Following Visa Inc. (NYSE:V)’s mid-quarter update on monthly fiscal Q3 operating metrics through May 28, Bank of America characterized the update as “modestly positive for shares” in light of ongoing concerns regarding consumer spending. The analyst highlighted the noteworthy metric of travel-related cross-border volume growth, excluding intra-Europe transactions, which accelerated to 139% of 2019 levels in May compared to 131% in April. The analyst maintains a positive outlook on Visa Inc. (NYSE:V), citing the company’s business model quality, resilience during economic downturns, favorable long-term trends, and a valuation that is considered reasonable. BofA reiterated a Buy rating on Visa Inc. (NYSE:V) shares and set a price target of $270.
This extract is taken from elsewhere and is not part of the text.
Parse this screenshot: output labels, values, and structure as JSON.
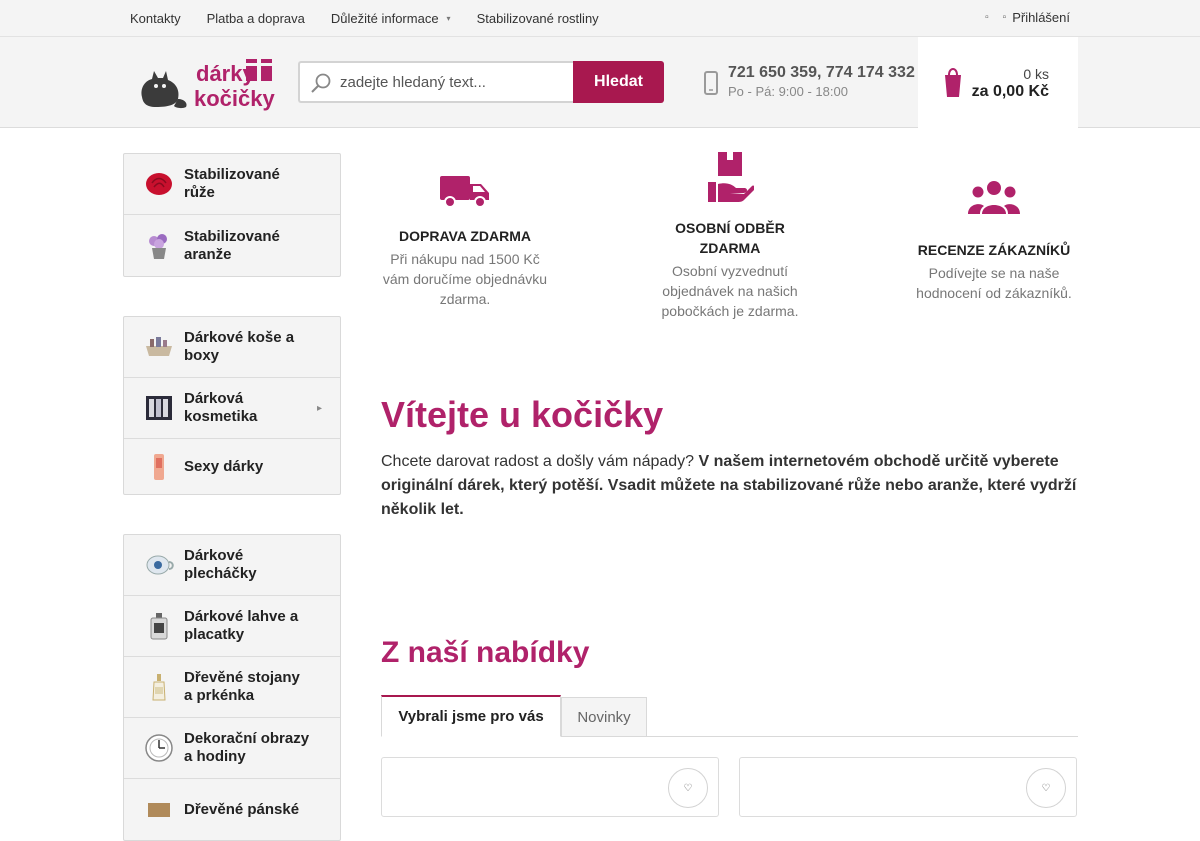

According to Insider Monkey’s first quarter, 173 hedge funds were bullish on Visa Inc. (NYSE:V), compared to 177 funds in the prior quarter. Billionaire Chris Hohn’s TCI Fund Management is the largest stakeholder of the company, with 19.3 million shares worth $4.3 billion.
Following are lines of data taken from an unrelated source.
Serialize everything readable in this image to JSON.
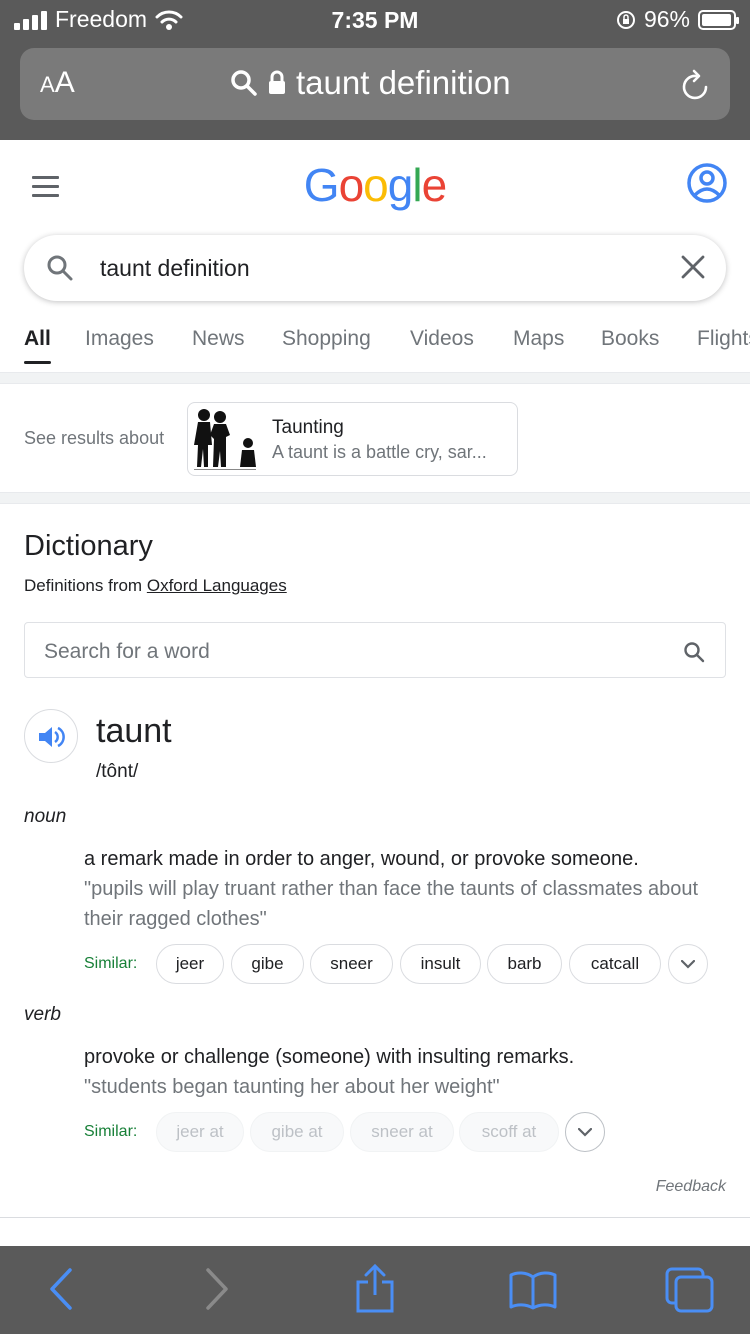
{
  "status": {
    "carrier": "Freedom",
    "time": "7:35 PM",
    "battery": "96%",
    "battery_level": 0.96
  },
  "safari": {
    "text_size_label": "AA",
    "url_text": "taunt definition"
  },
  "google": {
    "logo": "Google",
    "query": "taunt definition"
  },
  "tabs": [
    "All",
    "Images",
    "News",
    "Shopping",
    "Videos",
    "Maps",
    "Books",
    "Flights"
  ],
  "see_results": {
    "label": "See results about",
    "card_title": "Taunting",
    "card_snippet": "A taunt is a battle cry, sar..."
  },
  "dictionary": {
    "title": "Dictionary",
    "source_prefix": "Definitions from",
    "source_link": "Oxford Languages",
    "search_placeholder": "Search for a word",
    "word": "taunt",
    "phonetic": "/tônt/",
    "senses": [
      {
        "pos": "noun",
        "definition": "a remark made in order to anger, wound, or provoke someone.",
        "example": "\"pupils will play truant rather than face the taunts of classmates about their ragged clothes\"",
        "similar_label": "Similar:",
        "similar": [
          "jeer",
          "gibe",
          "sneer",
          "insult",
          "barb",
          "catcall"
        ]
      },
      {
        "pos": "verb",
        "definition": "provoke or challenge (someone) with insulting remarks.",
        "example": "\"students began taunting her about her weight\"",
        "similar_label": "Similar:",
        "similar": [
          "jeer at",
          "gibe at",
          "sneer at",
          "scoff at"
        ]
      }
    ],
    "feedback": "Feedback"
  },
  "colors": {
    "google_blue": "#4285F4",
    "google_red": "#EA4335",
    "google_yellow": "#FBBC05",
    "google_green": "#34A853",
    "similar_green": "#188038",
    "ios_blue": "#4a8ef5"
  }
}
Polen Global Growth Strategy made the following comment about Visa Inc. (NYSE:V) in its Q1 2023 investor letter:
“We trimmed Mastercard and Visa Inc. (NYSE:V) to equal weights of the Portfolio. Mastercard and Visa operate as a duopoly in a large and growing market. Over the last 50 years, global personal consumer expenditures (PCE) has grown 7-9% annualized. We expect 4-5% long-term PCE growth going forward. Additionally, the shift from cash to credit continues unabated, with a total credit penetration of only approximately 50% globally.3 This shift provides Visa and Mastercard with another ~4-6% of growth. When combined with PCE, this gives both companies high-single-digit to low-double[1]digit revenue growth opportunities. This growth estimate is before accounting for growth amplifiers like the acceleration of e[1]commerce, the shift from offline to online, and additional services. Both companies enjoy extremely strong network effects that provide strong competitive advantages.
We have trimmed Visa and Mastercard because their combined weight grew to over 12% of the Global Growth Portfolio because of their recent performance and to fund our increase in Amazon’s position size. We added to both positions when their prices were depressed due to cross-border transactions deteriorating materially from the pandemic. Cross-border volumes came roaring back when travel corridors reopened, and although we are several quarters removed from the cross-border nadir, Visa still grew volumes >30% in 1Q23. Total cross-border volumes are now 132% of 2019 levels. At 4.5% each, both companies remain high conviction positions for Global Growth.”